This article is part of the Opinion section’s Black Futures at Princeton series. Click here to view the full project.
In the wake of a recent racial reckoning nationwide, it has become fashionable to proclaim in vogue phrases about how the personal is political and how we must embody radicalism in our lifestyle choices and discursive methods. In particular, those liberals who had internalized the myth of a post-racial America — due to the presence of figures such as President Barack Obama — were utterly shell-shocked to discover that racism was indeed alive and well in the country of which they had become so proud. This uncritical patriotism aside, they had to grapple with their own sense of wrongdoing after identifying themselves with the nation and thereby setting the stage for their own felt complicity with injustice and oppression.

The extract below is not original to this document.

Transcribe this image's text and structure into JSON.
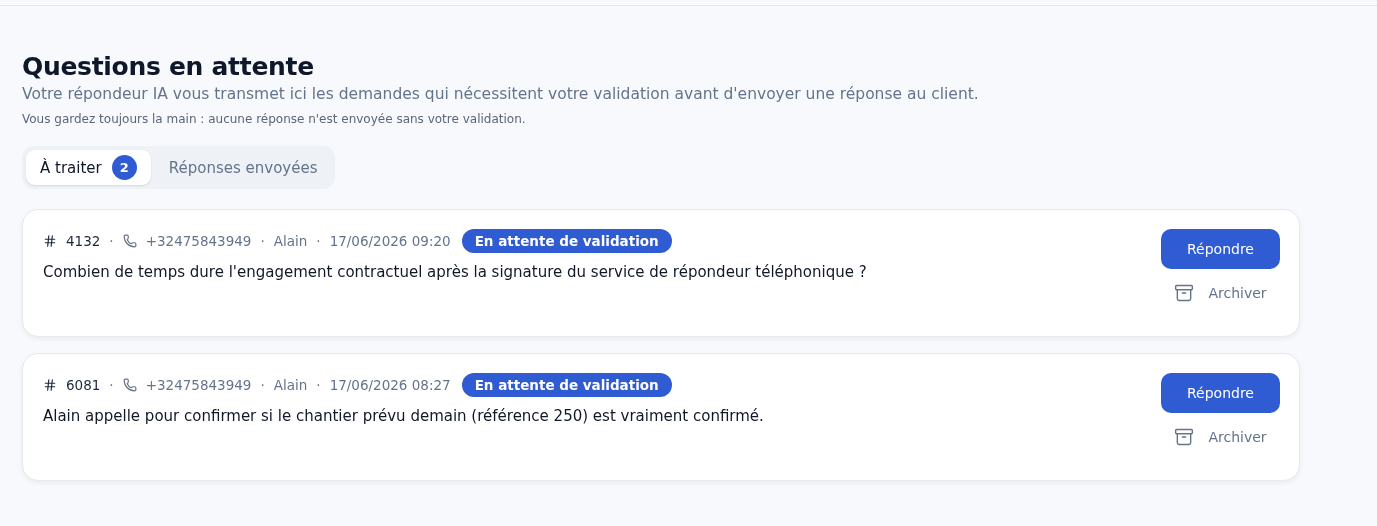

This guilt inspires those who feel it not to take concrete actions to fix the problem but rather to participate in superficial activities that are ultimately devoid of actionable content. Given the recent commitment by the University to fighting racism, this is immediately relevant and concerns all parties who are part of the campus community.
Within the context of Black History Month, especially, we should interrogate the University’s current efforts as we consider what a more just institution would look like. For example, the recent news about the creation of Diversity, Equity, Climate, and Inclusion Committees in academic departments may seem like a step in the right direction. However, previous experience demonstrates that these committees rarely create lasting or substantial change, especially as they are constrained by the outlook and material interests of the administration.

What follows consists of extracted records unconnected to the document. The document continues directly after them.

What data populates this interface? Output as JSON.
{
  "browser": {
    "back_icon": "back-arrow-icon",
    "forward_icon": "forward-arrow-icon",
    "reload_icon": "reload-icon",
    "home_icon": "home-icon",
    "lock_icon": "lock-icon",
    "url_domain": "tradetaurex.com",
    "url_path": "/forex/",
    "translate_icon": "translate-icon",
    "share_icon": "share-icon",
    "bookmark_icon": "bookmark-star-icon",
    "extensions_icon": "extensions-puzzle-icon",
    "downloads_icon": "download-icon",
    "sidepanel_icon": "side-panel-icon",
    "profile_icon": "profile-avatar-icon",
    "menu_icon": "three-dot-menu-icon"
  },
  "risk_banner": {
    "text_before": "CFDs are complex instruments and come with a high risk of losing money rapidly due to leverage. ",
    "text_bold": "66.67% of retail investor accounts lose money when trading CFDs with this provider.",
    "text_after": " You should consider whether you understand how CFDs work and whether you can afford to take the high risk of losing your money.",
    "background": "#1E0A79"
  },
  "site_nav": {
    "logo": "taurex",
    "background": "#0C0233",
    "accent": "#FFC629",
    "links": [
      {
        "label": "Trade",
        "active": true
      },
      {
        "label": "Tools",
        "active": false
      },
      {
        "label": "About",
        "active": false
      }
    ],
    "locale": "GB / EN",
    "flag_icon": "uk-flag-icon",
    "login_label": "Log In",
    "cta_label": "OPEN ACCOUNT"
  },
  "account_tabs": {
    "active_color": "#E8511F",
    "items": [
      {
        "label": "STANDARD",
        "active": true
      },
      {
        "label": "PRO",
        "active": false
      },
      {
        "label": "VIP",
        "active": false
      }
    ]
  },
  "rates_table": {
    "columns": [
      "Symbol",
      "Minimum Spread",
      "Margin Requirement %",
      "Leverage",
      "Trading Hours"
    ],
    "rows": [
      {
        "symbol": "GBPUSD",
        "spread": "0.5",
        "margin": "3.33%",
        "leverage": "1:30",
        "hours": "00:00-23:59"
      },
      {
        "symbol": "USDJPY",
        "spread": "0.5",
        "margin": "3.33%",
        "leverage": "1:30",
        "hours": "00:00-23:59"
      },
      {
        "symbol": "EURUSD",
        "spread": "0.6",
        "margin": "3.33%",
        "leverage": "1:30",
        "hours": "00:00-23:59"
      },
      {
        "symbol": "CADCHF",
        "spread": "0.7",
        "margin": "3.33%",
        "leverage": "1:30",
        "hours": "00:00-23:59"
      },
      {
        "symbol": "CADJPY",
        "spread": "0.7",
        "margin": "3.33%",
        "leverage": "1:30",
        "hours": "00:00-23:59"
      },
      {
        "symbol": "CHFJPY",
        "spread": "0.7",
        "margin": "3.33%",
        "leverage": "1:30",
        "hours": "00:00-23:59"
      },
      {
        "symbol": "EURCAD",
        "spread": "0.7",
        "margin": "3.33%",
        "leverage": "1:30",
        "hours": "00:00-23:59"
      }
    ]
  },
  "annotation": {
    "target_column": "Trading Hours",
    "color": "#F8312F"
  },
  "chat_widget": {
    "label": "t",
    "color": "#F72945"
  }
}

No matter how many people go through sensitivity training, no matter how diverse the pool of incoming academics, and no matter how much people are permitted to theorize about the impact of racism on society, Princeton will not become an anti-racist force until it is no longer recognizable as Princeton by those who currently know it.

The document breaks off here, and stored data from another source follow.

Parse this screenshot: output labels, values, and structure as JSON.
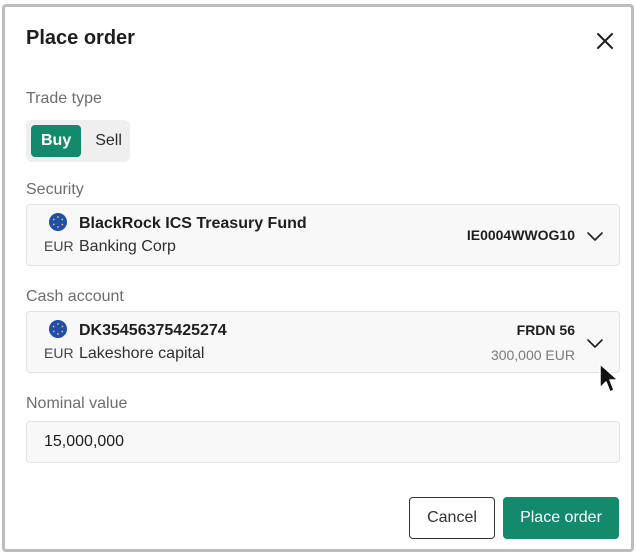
{
  "dialog": {
    "title": "Place order"
  },
  "trade_type": {
    "label": "Trade type",
    "options": [
      "Buy",
      "Sell"
    ],
    "selected": "Buy"
  },
  "security": {
    "label": "Security",
    "name": "BlackRock ICS Treasury Fund",
    "issuer": "Banking Corp",
    "currency": "EUR",
    "isin": "IE0004WWOG10"
  },
  "cash_account": {
    "label": "Cash account",
    "iban": "DK35456375425274",
    "holder": "Lakeshore capital",
    "currency": "EUR",
    "code": "FRDN 56",
    "balance": "300,000 EUR"
  },
  "nominal_value": {
    "label": "Nominal value",
    "value": "15,000,000"
  },
  "actions": {
    "cancel": "Cancel",
    "submit": "Place order"
  },
  "icons": {
    "flag": "eu-flag-icon",
    "close": "close-icon",
    "chevron": "chevron-down-icon",
    "cursor": "mouse-cursor-icon"
  },
  "colors": {
    "accent": "#138a6b",
    "flag": "#1f4fa8"
  }
}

Why, a reader may wonder, is the University incapable of reform? To understand this, we need only look at the history which, inconvenient though it may be for some, is a matter of vital importance. One example is the University’s response to proposed changes to the Honor Code. Even though the referenda to reform the Honor Code were passed in 2017 with an overwhelming amount of student support, the proposed changes were in large part rejected by the University. This is despite the fact that students are the objects of its force.
It is easy to see from this example that the University is unresponsive to student input in spite of the fact that the code is — as a point of institutional pride — said to be of, by, and for the students. Every student would have benefited from these reforms, but the cost of administrative intransigence is not the same across the board. As long as the cost of taking an unexpected and punitive leave of absence (the consequence for violating the Honor Code) is felt differently by students in different life circumstances, these penalties will carry along with them the stain of racial injustice, allowed to persist by the antidemocratic reception of the honor reforms by the school.
The punitive measures of the Honor Code are hardly the only way in which the University perpetuates carceral logics rooted in racial injustice. When a group of students fought for the University to ban the criminal history box from the undergraduate application, we were slapped in the face by the university, who added that same box to the graduate school application. Citing vague safety concerns, the University disguised its commitment to the racial order of American capitalism behind a veneer of their dedication to the personal security of those on campus. And as always, the administration did not want to answer questions as illustrated by recent revisions to CPUC meeting policies, which now require that questions be submitted in advance.
These individual policies notwithstanding, it is the case that the University is in need of radical transformation, down to the level of its basic operations over the past several centuries. I am talking about the University’s endowment, which is now valued at more than 26 billion dollars. The lack of transparency in where this money comes from, what it is built on, and how it is managed is unacceptable. Especially given the racist underpinnings of the University’s initial accumulation of wealth, as the Princeton & Slavery Project demonstrates, it is clear that any meaningful effort to create a more anti-racist institution must directly engage and seek ultimately to redirect the endowment to serving the interests of the marginalized. Under the current status quo, the likelihood of this occurring is slim to none.
This status quo, of course, exists not only at Princeton but throughout American society. And, like the society around it, the University is in desperate need of revolution and not reform. But we can't rely on its own institutions to enact these changes — if the policy reforms detailed above were not enacted, how can more substantial modifications up to and including the democratization of life on campus be hoped for?
The answer is simple: Hope for the future does not reside in workshops where we learn to check our respective privileges and unintentionally propagate much of the mythology that sustains racism. Rather, it exists in our potential for joint, multiracial struggle that tears power away from an administration that has amply demonstrated that even progressive reforms are beyond the scope of its institutional aspirations.
The very existence of Princeton, which hoards billions while other colleges have virtually nothing by comparison, should be enough to show which side of societal inequality the University as a whole stands on; it should be enough to demonstrate that the University, as it is currently structured, is inherently incompatible with ideas of equity and anti-racism.
Structures outside of Princeton will have to change to rectify this type of imbalance, but within the University as well, we must be fighting against the antidemocratic processes that often see the most disadvantaged among us suffer the consequences of systemic social inequality.